The Australian National Imams Council said it would "vigorously campaign" against measures that would give intelligence and police agencies extraordinary powers to detain, question and prosecute Australians involved in terrorist activities overseas.

One of the contentious proposals is to reverse the onus of proof for those visiting designated terrorist hotspots such as Syria, Iraq and Libya.

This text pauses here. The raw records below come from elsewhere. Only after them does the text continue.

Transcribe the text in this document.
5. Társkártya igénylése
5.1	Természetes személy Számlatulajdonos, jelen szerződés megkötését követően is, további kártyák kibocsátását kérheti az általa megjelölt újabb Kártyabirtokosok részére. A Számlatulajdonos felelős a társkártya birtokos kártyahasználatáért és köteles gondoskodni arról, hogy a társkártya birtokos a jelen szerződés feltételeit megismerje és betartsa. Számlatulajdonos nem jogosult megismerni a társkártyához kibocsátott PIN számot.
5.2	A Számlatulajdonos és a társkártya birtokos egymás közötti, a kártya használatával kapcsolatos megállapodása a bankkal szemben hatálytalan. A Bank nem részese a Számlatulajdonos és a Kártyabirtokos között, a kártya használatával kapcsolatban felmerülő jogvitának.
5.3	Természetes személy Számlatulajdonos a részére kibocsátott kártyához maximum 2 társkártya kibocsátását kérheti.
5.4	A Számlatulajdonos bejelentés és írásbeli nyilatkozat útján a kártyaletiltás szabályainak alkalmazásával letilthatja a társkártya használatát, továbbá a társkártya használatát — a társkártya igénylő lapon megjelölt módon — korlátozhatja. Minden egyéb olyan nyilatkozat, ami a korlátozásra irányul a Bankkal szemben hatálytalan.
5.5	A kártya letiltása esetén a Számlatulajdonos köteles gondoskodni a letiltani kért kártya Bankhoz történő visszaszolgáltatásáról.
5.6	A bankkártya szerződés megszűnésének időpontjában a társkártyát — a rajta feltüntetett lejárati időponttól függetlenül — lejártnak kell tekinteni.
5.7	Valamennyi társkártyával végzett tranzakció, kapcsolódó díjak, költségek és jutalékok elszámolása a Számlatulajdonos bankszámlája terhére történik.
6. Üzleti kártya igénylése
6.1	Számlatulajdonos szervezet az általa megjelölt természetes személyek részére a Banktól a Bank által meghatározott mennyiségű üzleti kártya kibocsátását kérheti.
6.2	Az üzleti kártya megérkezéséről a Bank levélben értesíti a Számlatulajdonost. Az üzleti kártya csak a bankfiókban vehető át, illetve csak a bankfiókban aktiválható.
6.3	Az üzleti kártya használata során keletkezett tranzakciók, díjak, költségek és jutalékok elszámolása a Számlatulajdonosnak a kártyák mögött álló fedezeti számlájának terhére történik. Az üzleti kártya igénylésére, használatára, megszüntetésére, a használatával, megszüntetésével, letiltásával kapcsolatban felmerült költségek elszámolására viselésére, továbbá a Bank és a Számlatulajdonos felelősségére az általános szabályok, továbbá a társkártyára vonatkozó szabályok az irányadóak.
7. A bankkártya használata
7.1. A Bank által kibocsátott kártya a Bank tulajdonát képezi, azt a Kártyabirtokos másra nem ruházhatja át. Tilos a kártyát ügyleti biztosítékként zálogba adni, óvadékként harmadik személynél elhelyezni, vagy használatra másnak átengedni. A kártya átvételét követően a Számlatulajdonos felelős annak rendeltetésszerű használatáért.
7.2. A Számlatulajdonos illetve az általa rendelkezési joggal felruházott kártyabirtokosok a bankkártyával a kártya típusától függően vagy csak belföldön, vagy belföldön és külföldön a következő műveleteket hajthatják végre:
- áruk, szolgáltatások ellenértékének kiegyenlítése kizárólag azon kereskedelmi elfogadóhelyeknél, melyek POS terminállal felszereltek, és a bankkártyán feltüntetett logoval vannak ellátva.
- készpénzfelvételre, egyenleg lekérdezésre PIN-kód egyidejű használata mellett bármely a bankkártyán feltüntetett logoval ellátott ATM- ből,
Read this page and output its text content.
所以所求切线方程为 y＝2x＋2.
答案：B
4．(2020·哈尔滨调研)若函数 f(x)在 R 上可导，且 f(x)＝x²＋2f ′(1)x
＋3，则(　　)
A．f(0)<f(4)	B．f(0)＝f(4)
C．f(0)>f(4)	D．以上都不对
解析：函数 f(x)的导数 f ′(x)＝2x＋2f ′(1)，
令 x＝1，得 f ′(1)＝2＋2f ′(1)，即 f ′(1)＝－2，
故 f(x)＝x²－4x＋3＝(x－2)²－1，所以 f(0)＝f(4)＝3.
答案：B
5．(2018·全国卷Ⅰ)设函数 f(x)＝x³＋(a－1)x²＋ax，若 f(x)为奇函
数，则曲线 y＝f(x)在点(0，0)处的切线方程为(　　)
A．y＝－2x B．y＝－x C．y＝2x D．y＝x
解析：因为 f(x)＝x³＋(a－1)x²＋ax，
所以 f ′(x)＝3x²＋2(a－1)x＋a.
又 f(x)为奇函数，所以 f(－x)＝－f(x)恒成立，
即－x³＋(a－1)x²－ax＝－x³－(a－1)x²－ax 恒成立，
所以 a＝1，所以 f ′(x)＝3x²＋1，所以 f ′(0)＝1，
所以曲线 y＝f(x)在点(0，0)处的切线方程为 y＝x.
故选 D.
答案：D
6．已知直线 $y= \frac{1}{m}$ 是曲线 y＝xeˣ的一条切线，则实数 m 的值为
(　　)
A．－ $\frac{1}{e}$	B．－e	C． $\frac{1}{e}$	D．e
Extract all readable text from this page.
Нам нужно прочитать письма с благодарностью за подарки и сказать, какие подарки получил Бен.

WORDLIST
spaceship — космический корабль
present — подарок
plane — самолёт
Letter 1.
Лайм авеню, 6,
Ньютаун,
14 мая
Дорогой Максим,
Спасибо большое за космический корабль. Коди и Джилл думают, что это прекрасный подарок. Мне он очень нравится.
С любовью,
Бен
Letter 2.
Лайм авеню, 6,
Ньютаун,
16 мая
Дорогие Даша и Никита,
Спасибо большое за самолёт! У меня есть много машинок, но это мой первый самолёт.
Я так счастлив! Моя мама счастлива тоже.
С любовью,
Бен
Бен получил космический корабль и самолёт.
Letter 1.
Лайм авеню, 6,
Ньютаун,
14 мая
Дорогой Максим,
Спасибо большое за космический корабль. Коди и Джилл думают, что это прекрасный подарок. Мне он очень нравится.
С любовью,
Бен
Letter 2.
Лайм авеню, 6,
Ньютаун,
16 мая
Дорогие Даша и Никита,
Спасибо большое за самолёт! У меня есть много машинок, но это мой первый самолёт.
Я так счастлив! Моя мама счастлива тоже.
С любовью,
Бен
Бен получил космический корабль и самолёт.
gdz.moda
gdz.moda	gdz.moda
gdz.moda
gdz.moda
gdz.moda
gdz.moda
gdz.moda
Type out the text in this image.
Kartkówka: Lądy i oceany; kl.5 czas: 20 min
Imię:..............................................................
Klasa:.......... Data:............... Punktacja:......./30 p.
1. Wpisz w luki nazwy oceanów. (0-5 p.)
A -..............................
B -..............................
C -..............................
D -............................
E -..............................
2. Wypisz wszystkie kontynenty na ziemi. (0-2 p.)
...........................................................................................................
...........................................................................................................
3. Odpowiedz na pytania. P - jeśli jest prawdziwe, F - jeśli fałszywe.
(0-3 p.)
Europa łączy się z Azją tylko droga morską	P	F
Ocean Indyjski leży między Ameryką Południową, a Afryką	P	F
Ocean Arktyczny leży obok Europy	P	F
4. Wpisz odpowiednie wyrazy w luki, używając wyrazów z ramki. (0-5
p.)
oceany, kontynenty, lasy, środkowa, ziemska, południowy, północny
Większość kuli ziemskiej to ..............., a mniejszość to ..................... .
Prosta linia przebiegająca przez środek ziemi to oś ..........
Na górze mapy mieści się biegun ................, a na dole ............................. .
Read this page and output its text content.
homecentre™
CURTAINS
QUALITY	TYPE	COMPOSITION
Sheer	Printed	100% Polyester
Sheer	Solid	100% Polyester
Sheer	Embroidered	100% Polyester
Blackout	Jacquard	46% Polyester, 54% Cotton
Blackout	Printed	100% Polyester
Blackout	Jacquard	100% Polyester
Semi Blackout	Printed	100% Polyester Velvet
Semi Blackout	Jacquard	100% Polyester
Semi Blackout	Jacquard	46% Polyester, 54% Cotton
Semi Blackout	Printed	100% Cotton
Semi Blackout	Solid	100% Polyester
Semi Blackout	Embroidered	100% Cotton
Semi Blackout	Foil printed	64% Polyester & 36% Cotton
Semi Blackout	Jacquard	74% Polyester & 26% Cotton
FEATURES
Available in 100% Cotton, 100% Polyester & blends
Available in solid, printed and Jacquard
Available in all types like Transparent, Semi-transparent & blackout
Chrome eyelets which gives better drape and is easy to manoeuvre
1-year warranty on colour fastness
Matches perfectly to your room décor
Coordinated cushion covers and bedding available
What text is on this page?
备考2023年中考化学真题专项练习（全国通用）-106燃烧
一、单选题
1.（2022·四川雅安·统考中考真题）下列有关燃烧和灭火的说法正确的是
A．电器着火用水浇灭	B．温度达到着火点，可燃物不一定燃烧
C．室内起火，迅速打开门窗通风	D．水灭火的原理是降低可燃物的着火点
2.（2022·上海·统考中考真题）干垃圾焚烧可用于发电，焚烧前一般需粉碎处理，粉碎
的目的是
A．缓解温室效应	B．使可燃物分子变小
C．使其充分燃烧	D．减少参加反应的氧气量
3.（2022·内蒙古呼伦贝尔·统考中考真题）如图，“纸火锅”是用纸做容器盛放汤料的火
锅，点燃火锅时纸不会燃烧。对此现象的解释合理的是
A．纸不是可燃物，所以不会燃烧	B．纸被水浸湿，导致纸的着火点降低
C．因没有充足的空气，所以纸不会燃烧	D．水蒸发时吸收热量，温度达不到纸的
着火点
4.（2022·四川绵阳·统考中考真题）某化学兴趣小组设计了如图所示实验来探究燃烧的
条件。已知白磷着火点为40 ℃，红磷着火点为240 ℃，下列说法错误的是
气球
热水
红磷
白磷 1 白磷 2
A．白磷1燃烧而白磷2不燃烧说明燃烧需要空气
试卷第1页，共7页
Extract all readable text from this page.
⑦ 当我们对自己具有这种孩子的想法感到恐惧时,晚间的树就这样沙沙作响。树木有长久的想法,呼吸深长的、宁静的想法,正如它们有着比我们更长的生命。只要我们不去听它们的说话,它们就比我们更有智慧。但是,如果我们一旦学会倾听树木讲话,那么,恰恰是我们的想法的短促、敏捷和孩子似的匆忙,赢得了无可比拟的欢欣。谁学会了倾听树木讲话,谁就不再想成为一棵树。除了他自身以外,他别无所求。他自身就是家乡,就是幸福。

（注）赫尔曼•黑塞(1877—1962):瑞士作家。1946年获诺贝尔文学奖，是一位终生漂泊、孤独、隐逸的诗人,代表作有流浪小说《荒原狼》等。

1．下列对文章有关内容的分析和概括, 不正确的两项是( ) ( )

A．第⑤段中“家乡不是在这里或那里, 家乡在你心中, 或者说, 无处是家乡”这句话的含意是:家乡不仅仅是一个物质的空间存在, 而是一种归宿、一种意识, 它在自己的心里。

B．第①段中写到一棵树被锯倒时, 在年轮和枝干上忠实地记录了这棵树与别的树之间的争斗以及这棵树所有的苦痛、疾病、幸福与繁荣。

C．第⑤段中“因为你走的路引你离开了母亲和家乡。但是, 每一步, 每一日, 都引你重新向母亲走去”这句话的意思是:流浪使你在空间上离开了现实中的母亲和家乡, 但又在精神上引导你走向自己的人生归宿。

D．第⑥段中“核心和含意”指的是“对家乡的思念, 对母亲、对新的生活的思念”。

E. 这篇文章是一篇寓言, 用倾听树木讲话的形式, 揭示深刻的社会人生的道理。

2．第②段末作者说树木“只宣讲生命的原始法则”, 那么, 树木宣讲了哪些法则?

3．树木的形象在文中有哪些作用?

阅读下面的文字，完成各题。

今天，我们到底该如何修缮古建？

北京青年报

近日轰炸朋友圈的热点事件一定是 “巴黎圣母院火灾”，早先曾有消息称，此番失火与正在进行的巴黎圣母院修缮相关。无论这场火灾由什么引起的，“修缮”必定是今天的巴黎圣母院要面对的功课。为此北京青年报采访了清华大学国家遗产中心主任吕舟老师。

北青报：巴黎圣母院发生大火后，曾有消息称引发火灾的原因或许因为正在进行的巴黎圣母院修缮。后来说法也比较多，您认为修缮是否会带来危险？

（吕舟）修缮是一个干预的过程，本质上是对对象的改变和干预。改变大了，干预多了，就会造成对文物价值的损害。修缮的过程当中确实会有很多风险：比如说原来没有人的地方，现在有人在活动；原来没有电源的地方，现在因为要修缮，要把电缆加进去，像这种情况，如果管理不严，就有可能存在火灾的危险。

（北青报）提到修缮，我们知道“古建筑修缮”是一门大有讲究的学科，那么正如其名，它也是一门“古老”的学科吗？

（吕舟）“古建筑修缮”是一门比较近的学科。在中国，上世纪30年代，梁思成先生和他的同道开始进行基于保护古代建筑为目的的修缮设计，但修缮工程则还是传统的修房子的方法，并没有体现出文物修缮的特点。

They would have to prove their motives for travel were innocent.

The Imams council said the proposed changes to the laws would "severely impinge on the rights and freedoms of all Australians and especially those of Muslim faith".

The imams' comments are a blow to Tony Abbott's attempts to soothe concerns in ethnic communities.

He was already under fire after Attorney-General George Brandis' botched explanation of mandatory data retention that forms part of the shake-up of terror laws.

To promote what he called a "Team Australia" approach, the Prime Minister decided to ditch a proposed repeal of Section 18C of the Racial Discrimination Act, which makes it unlawful to "offend, insult, humiliate or intimidate" someone on racial grounds.

But the Lebanese Muslim Association warned against "fearmongering", saying that it would rather continue the debate about 18C than have new laws "which only seem to target the Australian Muslim community".

"Muslims understand only too well the consequences of marginalisation, conflict and the 'war on terror'," the association said.

Former national security legislation monitor Bret Walker said Australia should resist legislating against "essential freedoms" and warned that increasing preventive detention of suspects would be "more trouble than they're worth".

Communications Minister Malcolm Turnbull, who was not consulted by the National Security Committee before the mandatory data retention plan was announced, yesterday confirmed industry concerns about requirements to store huge amounts of "metadata" for two years.

"If telcos are required to record, store and make accessible new classes of data in large volumes there obviously will be a significant cost and then you have the question of who bears the cost and in what proportions," Mr Turnbull said.

This seemed to contradict Mr Abbott's assurances this week that internet service providers would not have to collect or retain any more metadata than they already did.